I’ve recently had someone ask me why I would share my raw and sometimes potentially triggering feelings regarding my mental illnesses on a blog dedicated to recovery and ending the stigma surrounding mental illness. The answer is quite simple: I want to be honest.
Recovery is not easy, its not a perfect process, and its not always going to be sunshine and rainbows. A common misconception is that when you are recovering you are getting healthier and you don’t have to face the same struggles as you were facing before. But that’s just not the case. On the contrary you have to face these struggles head-on whereas before you could ignore them and continue with your self-destructive eating disorder, self-harm, etc.

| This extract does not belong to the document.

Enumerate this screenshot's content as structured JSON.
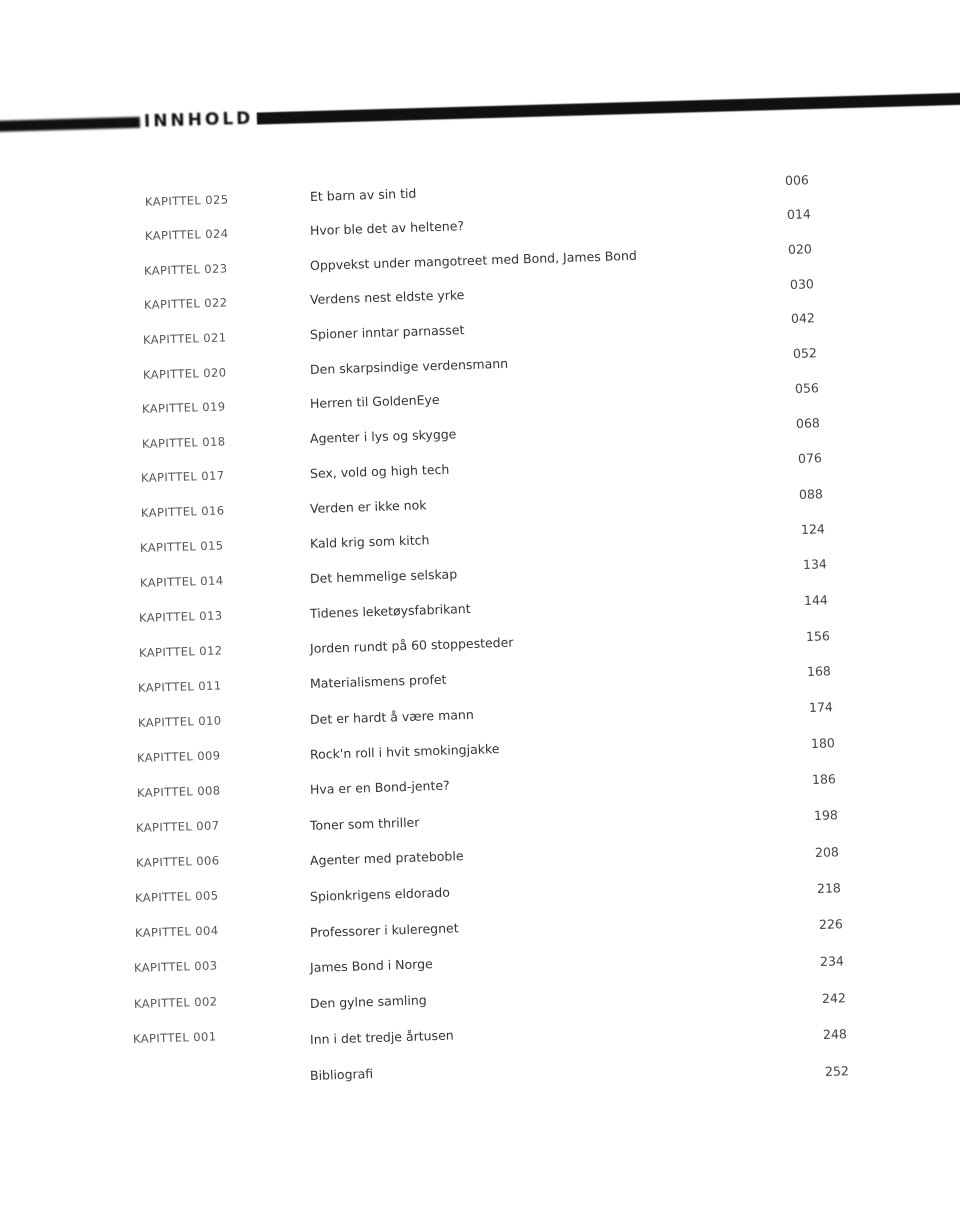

Its true that I could come onto my blog and only write about the positives, but I think it is important for people to realize that recovering from a mental illness is not easy. If I restricted my content to only blogging about the good days, then I would be potentially misleading someone else into thinking that they are failing at their recovery because they are having so many bad days. I want my blog to be raw and honest because I want people to know that they are not alone in their struggles. I want people who are suffering to know that everyone has their ups and downs, but I also want the family and friends of people who have mental illnesses to understand that recovery from mental illness is not easy.
I think it is important to talk about the reality of recovery in order to end the stigmatization. So many people think that you can recover from an eating disorder if you “just eat”. They think you can get over depression if you just “stop wallowing in self-pity”. They think that self-harm recovery is as easy as just throwing away the blades. But this isn’t reality. This isn’t what recovery is like.
I want people to see me thriving in my recovery process, but I also want people to know that I have my bad days as well. How can we ever hope to end the misconceptions involving recovery if we are not open and honest about our struggles?
I believe that the people who think that I should not talk about the bad parts of my recovery are the people who stigmatize my illness. These people do not want me to talk about my struggles because they do not believe that I am trying hard enough to get better. After all, you can get over mental illness if you just try harder, right? WRONG.
I’m here to spread awareness about what recovery really looks like, not what the “ideal” recovery looks like. There’s a big difference.